Who Can Be on a Coin?

Who Can Be on a Coin?

Who was the first living person to appear on a U.S. coin?

Many people believe that Eunice Kennedy Shriver, founder of the Special Olympics, became the first living person to appear on a U.S. coin when she appeared on the 1995 Special Olympics Silver Dollar. However, the true title as the First Living Person to appear on a U.S. Coin belongs to an Alabama Governor. That’s right, in 1921 a commemorative silver half dollar was issued to mark the centennial of the state of Alabama. The obverse of this coin depicts dual busts: William Wyatt Bibb, the first governor of Alabama, alongside a bust of T.E. Kilby, the current Alabama Governor at the time the coin was issued. This marked the very first appearance of any living person’s portrait on a U.S. coin.

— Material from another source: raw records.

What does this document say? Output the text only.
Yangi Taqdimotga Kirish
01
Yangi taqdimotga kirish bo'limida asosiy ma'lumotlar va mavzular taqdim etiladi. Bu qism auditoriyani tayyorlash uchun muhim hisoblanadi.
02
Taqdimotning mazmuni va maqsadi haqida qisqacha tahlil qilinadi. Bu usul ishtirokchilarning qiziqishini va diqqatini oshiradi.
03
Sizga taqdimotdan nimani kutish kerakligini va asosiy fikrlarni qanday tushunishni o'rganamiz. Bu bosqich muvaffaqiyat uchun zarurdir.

A Legacy of Dead Presidents

The main reason that the U.S. has featured very few living people on their coins stems back to our Revolutionary War Forefathers. One way for a king to proclaim his sovereignty over his subjects was to have his effigy struck into the coins of his realm. For the American colonists, who were predominantly anti-royalists, the image of the king on British coins they were forced to use in everyday transactions was a painful reminder of what they considered his tyranny and oppression. 

When the newly-formed United States of America began to mint its own coins, the symbolic image of the “goddess” of Liberty was chosen, usually accompanied by an Eagle - the new national symbol (even though Benjamin Franklin had lobbied hard for the turkey!) When the first U.S. dollar coin was ready to be struck, George Washington actually declined the request to allow his portrait on the coin. Washington did not want any hint of royalty to creep into his fledgling Republic government – and his refusal set a precedent for all future U.S. Presidents. 

It was not until 1909 that the first deceased president appeared on any U.S. coin. That year, to honor the 100th anniversary of Abraham Lincoln’s birth, the Lincoln Cent was struck and circulated.  This coin was originally intended to be a special limited commemorative issue, but it proved so popular that it has continued to be struck every year to this very day! Following Lincoln’s lead, other deceased presidents soon followed on various U.S. coin denominations. 

Eventually, the tradition of not featuring living persons on U.S. coins was formalized by federal law. This current law requires a U.S. President to be deceased for at least two years before they are eligible for inclusion in the ongoing Presidential Dollars series

Who was the first real person to appear on a U.S. Coin?

So, does that mean that Abraham Lincoln was the first real person to be featured on a U.S. coin? Actually, that great honor belongs to two rather unlikely historic figures: Christopher Columbus and Queen Isabella of Spain. That’s right, in 1892, the city of Chicago was preparing for the magnificent World’s Columbian Exposition to honor the 400th Anniversary of Columbus' discovery of the New World. To honor this historic milestone, Congress approved two silver coins to be struck so that sales of these commemoratives could raise funds for the exposition. The Columbian Silver Half Dollar was first struck on Nov. 19th, 1892 - making it the first U.S. Commemorative coin and featuring the portrait of Christopher Columbus. A special commemorative silver quarter featuring Queen Isabella was also authorized, since Isabella was Columbus' sponsor for his epic journey to the New World. The Isabella quarter was first struck on June 13th, 1893, and both coins were available to fairgoers for purchase throughout the Columbian Exhibition.